Not being Postscript-enabled, and somewhat mathematically challenged
(both informational AND computational limitations on my part (-:), I'd
like to try and understand this a bit better (in English, if
possible).
<Consider two agents who want to be Bayesians with a common prior, but
who can not due to computational limitations.>
I suspect this should actually read "a [set of] common prior
[probabilities]". Or, perhaps, we are failing to communicate due to
informational limitations (unfamiliarity with terminology on my
part)?
It seems to me that your discussion must be limited to two experts who
can agree on the context of the problem being addressed. An expert
and a non-expert would not share the common background information
that would make application to the discussion of additional evidence
practical with Bayesian techniques.
<If these agents agree that they can reason abstractly about the fact
that they have these limitations, then they can only agree to disagree
about their estimate of a random variable if they agree to disagree
(to a similar degree) about both their average biases.>
Are these computational limitations you speak of the situation where
one party may not have the time or temperament to perform a complete
or correct inductive analysis?
Or, is one party simply unfamiliar with the formal analysis approach
and unable to *formulate* the necessary computation?

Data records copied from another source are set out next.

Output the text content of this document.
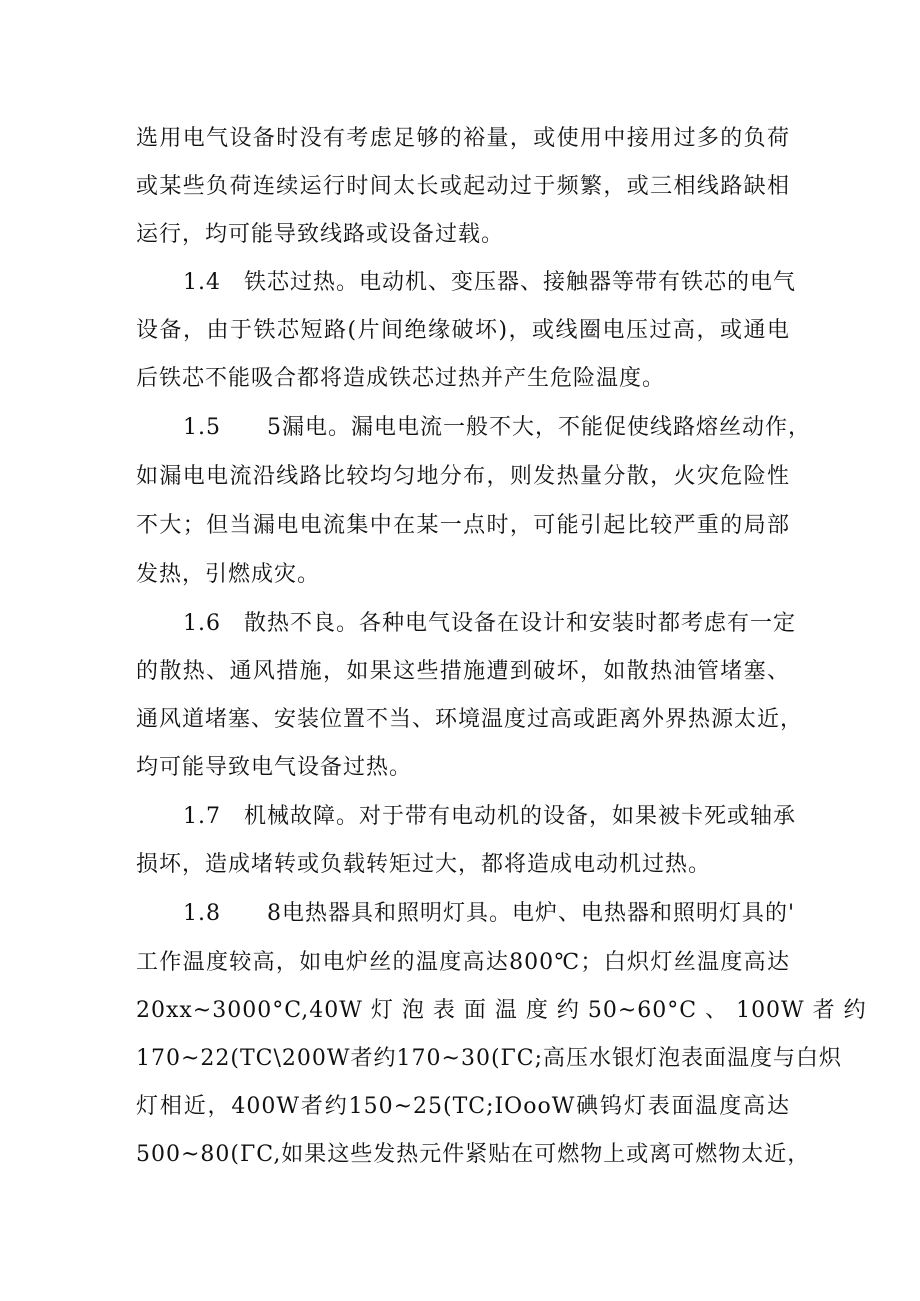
选用电气设备时没有考虑足够的裕量，或使用中接用过多的负荷
或某些负荷连续运行时间太长或起动过于频繁，或三相线路缺相
运行，均可能导致线路或设备过载。
1.4　铁芯过热。电动机、变压器、接触器等带有铁芯的电气
设备，由于铁芯短路(片间绝缘破坏)，或线圈电压过高，或通电
后铁芯不能吸合都将造成铁芯过热并产生危险温度。
1.5　　5漏电。漏电电流一般不大，不能促使线路熔丝动作，
如漏电电流沿线路比较均匀地分布，则发热量分散，火灾危险性
不大；但当漏电电流集中在某一点时，可能引起比较严重的局部
发热，引燃成灾。
1.6　散热不良。各种电气设备在设计和安装时都考虑有一定
的散热、通风措施，如果这些措施遭到破坏，如散热油管堵塞、
通风道堵塞、安装位置不当、环境温度过高或距离外界热源太近，
均可能导致电气设备过热。
1.7　机械故障。对于带有电动机的设备，如果被卡死或轴承
损坏，造成堵转或负载转矩过大，都将造成电动机过热。
1.8　　8电热器具和照明灯具。电炉、电热器和照明灯具的'
工作温度较高，如电炉丝的温度高达800℃；白炽灯丝温度高达
20xx~3000°C,40W 灯 泡 表 面 温 度 约 50~60°C 、 100W 者 约
170~22(TC\200W者约170~30(ΓC;高压水银灯泡表面温度与白炽
灯相近，400W者约150~25(TC;IOooW碘钨灯表面温度高达
500~80(ΓC,如果这些发热元件紧贴在可燃物上或离可燃物太近，
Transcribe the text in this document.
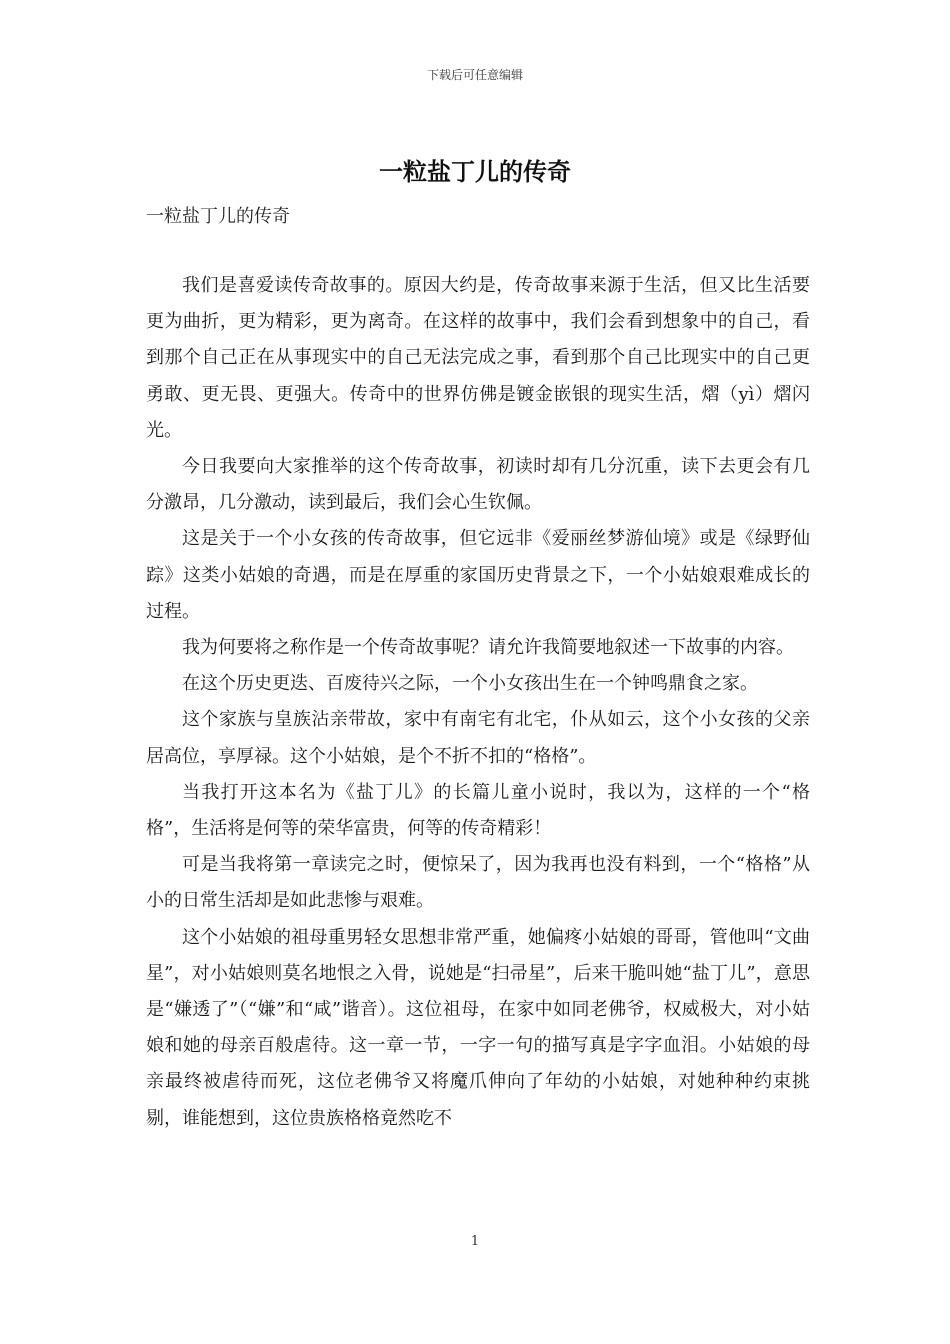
下载后可任意编辑
一粒盐丁儿的传奇
一粒盐丁儿的传奇

我们是喜爱读传奇故事的。原因大约是，传奇故事来源于生活，但又比生活要更为曲折，更为精彩，更为离奇。在这样的故事中，我们会看到想象中的自己，看到那个自己正在从事现实中的自己无法完成之事，看到那个自己比现实中的自己更勇敢、更无畏、更强大。传奇中的世界仿佛是镀金嵌银的现实生活，熠（yì）熠闪光。

今日我要向大家推举的这个传奇故事，初读时却有几分沉重，读下去更会有几分激昂，几分激动，读到最后，我们会心生钦佩。

这是关于一个小女孩的传奇故事，但它远非《爱丽丝梦游仙境》或是《绿野仙踪》这类小姑娘的奇遇，而是在厚重的家国历史背景之下，一个小姑娘艰难成长的过程。

我为何要将之称作是一个传奇故事呢？请允许我简要地叙述一下故事的内容。

在这个历史更迭、百废待兴之际，一个小女孩出生在一个钟鸣鼎食之家。

这个家族与皇族沾亲带故，家中有南宅有北宅，仆从如云，这个小女孩的父亲居高位，享厚禄。这个小姑娘，是个不折不扣的“格格”。

当我打开这本名为《盐丁儿》的长篇儿童小说时，我以为，这样的一个“格格”，生活将是何等的荣华富贵，何等的传奇精彩！

可是当我将第一章读完之时，便惊呆了，因为我再也没有料到，一个“格格”从小的日常生活却是如此悲惨与艰难。

这个小姑娘的祖母重男轻女思想非常严重，她偏疼小姑娘的哥哥，管他叫“文曲星”，对小姑娘则莫名地恨之入骨，说她是“扫帚星”，后来干脆叫她“盐丁儿”，意思是“嫌透了”（“嫌”和“咸”谐音）。这位祖母，在家中如同老佛爷，权威极大，对小姑娘和她的母亲百般虐待。这一章一节，一字一句的描写真是字字血泪。小姑娘的母亲最终被虐待而死，这位老佛爷又将魔爪伸向了年幼的小姑娘，对她种种约束挑剔，谁能想到，这位贵族格格竟然吃不

1
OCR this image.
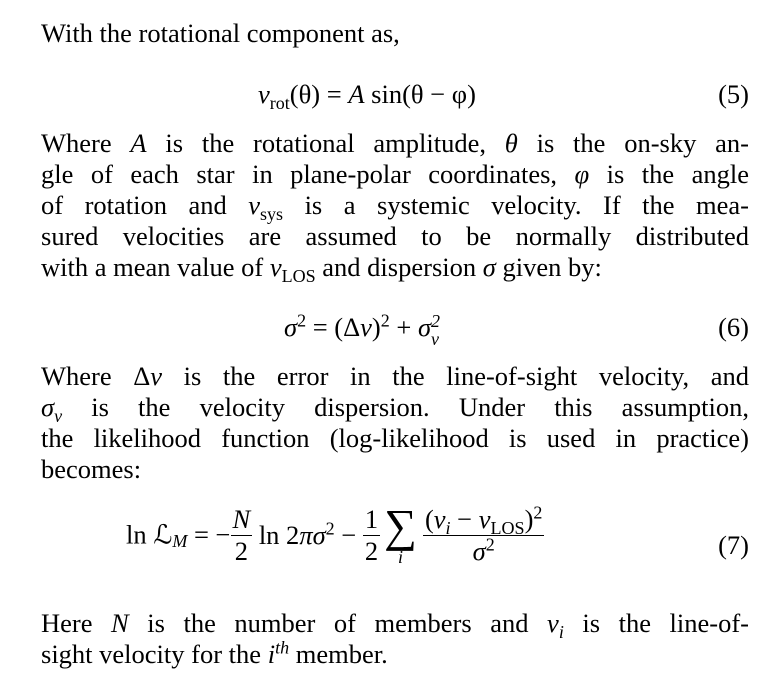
With the rotational component as,
$v_{rot}(\theta) = A$ sin(θ − φ)	(5)
Where A is the rotational amplitude, θ is the on-sky an-
gle of each star in plane-polar coordinates, φ is the angle
of rotation and $v_{sys}$ is a systemic velocity. If the mea-
sured velocities are assumed to be normally distributed
with a mean value of $v_{LOS}$ and dispersion σ given by:
$\sigma^2 = (\Delta v)^2 + \sigma$ 2
v	(6)
Where Δv is the error in the line-of-sight velocity, and
$\sigma_v$ is the velocity dispersion. Under this assumption,
the likelihood function (log-likelihood is used in practice)
becomes:
ln ℒ$_M$ = − $\frac{N}{2}$ $\ln 2\pi\sigma^2 - \frac{1}{2}$ ∑
i $\frac{(v_i - v_{LOS})^2}{\sigma^2}$	(7)
Here N is the number of members and $v_i$ is the line-of-
sight velocity for the $i^{th}$ member.
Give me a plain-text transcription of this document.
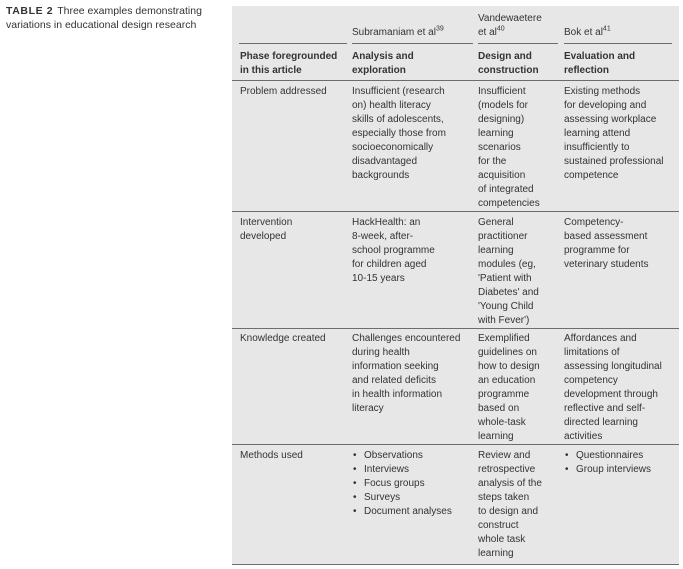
TABLE 2 Three examples demonstrating variations in educational design research
Subramaniam et $al^{39}$
Vandewaetere
et $al^{40}$	Bok et $al^{41}$
Phase foregrounded
in this article
Analysis and
exploration
Design and
construction
Evaluation and
reflection
Problem addressed	Insufficient (research
on) health literacy
skills of adolescents,
especially those from
socioeconomically
disadvantaged
backgrounds
Insufficient
(models for
designing)
learning
scenarios
for the
acquisition
of integrated
competencies
Existing methods
for developing and
assessing workplace
learning attend
insufficiently to
sustained professional
competence
Intervention
developed
HackHealth: an
8-week, after-
school programme
for children aged
10-15 years
General
practitioner
learning
modules (eg,
'Patient with
Diabetes' and
'Young Child
with Fever')
Competency-
based assessment
programme for
veterinary students
Knowledge created	Challenges encountered
during health
information seeking
and related deficits
in health information
literacy
Exemplified
guidelines on
how to design
an education
programme
based on
whole-task
learning
Affordances and
limitations of
assessing longitudinal
competency
development through
reflective and self-
directed learning
activities
Methods used
•	Observations
• Interviews
• Focus groups
• Surveys
• Document analyses
Review and
retrospective
analysis of the
steps taken
to design and
construct
whole task
learning
• Questionnaires
• Group interviews
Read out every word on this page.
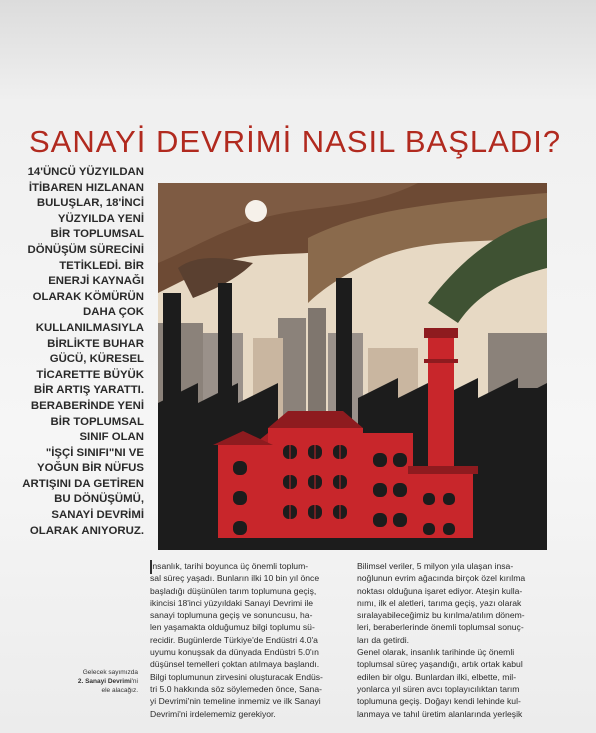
SANAYİ DEVRİMİ NASIL BAŞLADI?
14'ÜNCÜ YÜZYILDAN
İTİBAREN HIZLANAN
BULUŞLAR, 18'İNCİ
YÜZYILDA YENİ
BİR TOPLUMSAL
DÖNÜŞÜM SÜRECİNİ
TETİKLEDİ. BİR
ENERJİ KAYNAĞI
OLARAK KÖMÜRÜN
DAHA ÇOK
KULLANILMASIYLA
BİRLİKTE BUHAR
GÜCÜ, KÜRESEL
TİCARETTE BÜYÜK
BİR ARTIŞ YARATTI.
BERABERİNDE YENİ
BİR TOPLUMSAL
SINIF OLAN
"İŞÇİ SINIFI"NI VE
YOĞUN BİR NÜFUS
ARTIŞINI DA GETİREN
BU DÖNÜŞÜMÜ,
SANAYİ DEVRİMİ
OLARAK ANIYORUZ.
İnsanlık, tarihi boyunca üç önemli toplum-
sal süreç yaşadı. Bunların ilki 10 bin yıl önce
başladığı düşünülen tarım toplumuna geçiş,
ikincisi 18'inci yüzyıldaki Sanayi Devrimi ile
sanayi toplumuna geçiş ve sonuncusu, ha-
len yaşamakta olduğumuz bilgi toplumu sü-
recidir. Bugünlerde Türkiye'de Endüstri 4.0'a
uyumu konuşsak da dünyada Endüstri 5.0'ın
düşünsel temelleri çoktan atılmaya başlandı.
Bilgi toplumunun zirvesini oluşturacak Endüs-
tri 5.0 hakkında söz söylemeden önce, Sana-
yi Devrimi'nin temeline inmemiz ve ilk Sanayi
Devrimi'ni irdelememiz gerekiyor.
Bilimsel veriler, 5 milyon yıla ulaşan insa-
noğlunun evrim ağacında birçok özel kırılma
noktası olduğuna işaret ediyor. Ateşin kulla-
nımı, ilk el aletleri, tarıma geçiş, yazı olarak
sıralayabileceğimiz bu kırılma/atılım dönem-
leri, beraberlerinde önemli toplumsal sonuç-
ları da getirdi.
Genel olarak, insanlık tarihinde üç önemli
toplumsal süreç yaşandığı, artık ortak kabul
edilen bir olgu. Bunlardan ilki, elbette, mil-
yonlarca yıl süren avcı toplayıcılıktan tarım
toplumuna geçiş. Doğayı kendi lehinde kul-
lanmaya ve tahıl üretim alanlarında yerleşik
Gelecek sayımızda
2. Sanayi Devrimi'ni
ele alacağız.
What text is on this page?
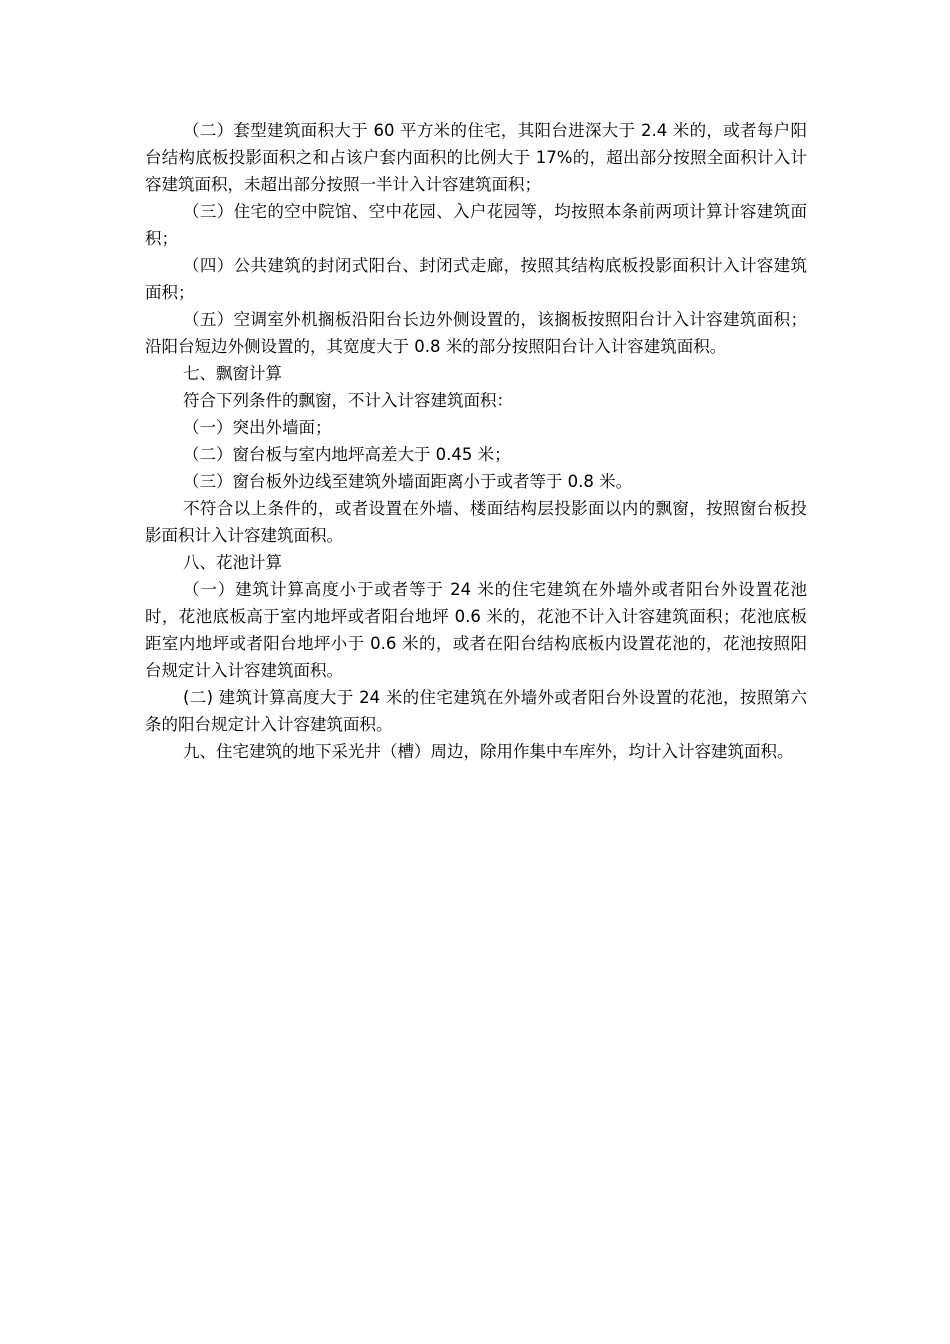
（二）套型建筑面积大于 60 平方米的住宅，其阳台进深大于 2.4 米的，或者每户阳台结构底板投影面积之和占该户套内面积的比例大于 17%的，超出部分按照全面积计入计容建筑面积，未超出部分按照一半计入计容建筑面积；

（三）住宅的空中院馆、空中花园、入户花园等，均按照本条前两项计算计容建筑面积；

（四）公共建筑的封闭式阳台、封闭式走廊，按照其结构底板投影面积计入计容建筑面积；

（五）空调室外机搁板沿阳台长边外侧设置的，该搁板按照阳台计入计容建筑面积；沿阳台短边外侧设置的，其宽度大于 0.8 米的部分按照阳台计入计容建筑面积。

七、飘窗计算

符合下列条件的飘窗，不计入计容建筑面积：

（一）突出外墙面；

（二）窗台板与室内地坪高差大于 0.45 米；

（三）窗台板外边线至建筑外墙面距离小于或者等于 0.8 米。

不符合以上条件的，或者设置在外墙、楼面结构层投影面以内的飘窗，按照窗台板投影面积计入计容建筑面积。

八、花池计算

（一）建筑计算高度小于或者等于 24 米的住宅建筑在外墙外或者阳台外设置花池时，花池底板高于室内地坪或者阳台地坪 0.6 米的，花池不计入计容建筑面积；花池底板距室内地坪或者阳台地坪小于 0.6 米的，或者在阳台结构底板内设置花池的，花池按照阳台规定计入计容建筑面积。

(二) 建筑计算高度大于 24 米的住宅建筑在外墙外或者阳台外设置的花池，按照第六条的阳台规定计入计容建筑面积。

九、住宅建筑的地下采光井（槽）周边，除用作集中车库外，均计入计容建筑面积。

If the latter, isn't this, rather, an informational limitation?
On the one hand, with your emphasis on computational limitations, I
get the feeling that you're agreeing with many of the posters on this
thread that "common-sense" reasoning would be a different
computational approach from Bayesian analysis, even if the two parties
both had the same prior "information".
LDC 970325:
<I will also admit that it is quite possible that the number of
decisions I make using conscious reasoning is numerically overwhelmed
by those I make sub-consciously by simply following whatever memes
happen to floating in the soup.>
Curt Adams 970326:
<The obvious conclusion is that most if not all people do not use even
a passable approximation of Bayesian inference. I'd say most if not
all people have their opinions driven by memetic replication (as
exemplified by fashion and religion) and not a passable Bayesian
approximation.>
And, more recently on another thread, Steve Witham put it this way:
<you'll be lead into finding that the value (in hypothesized beings)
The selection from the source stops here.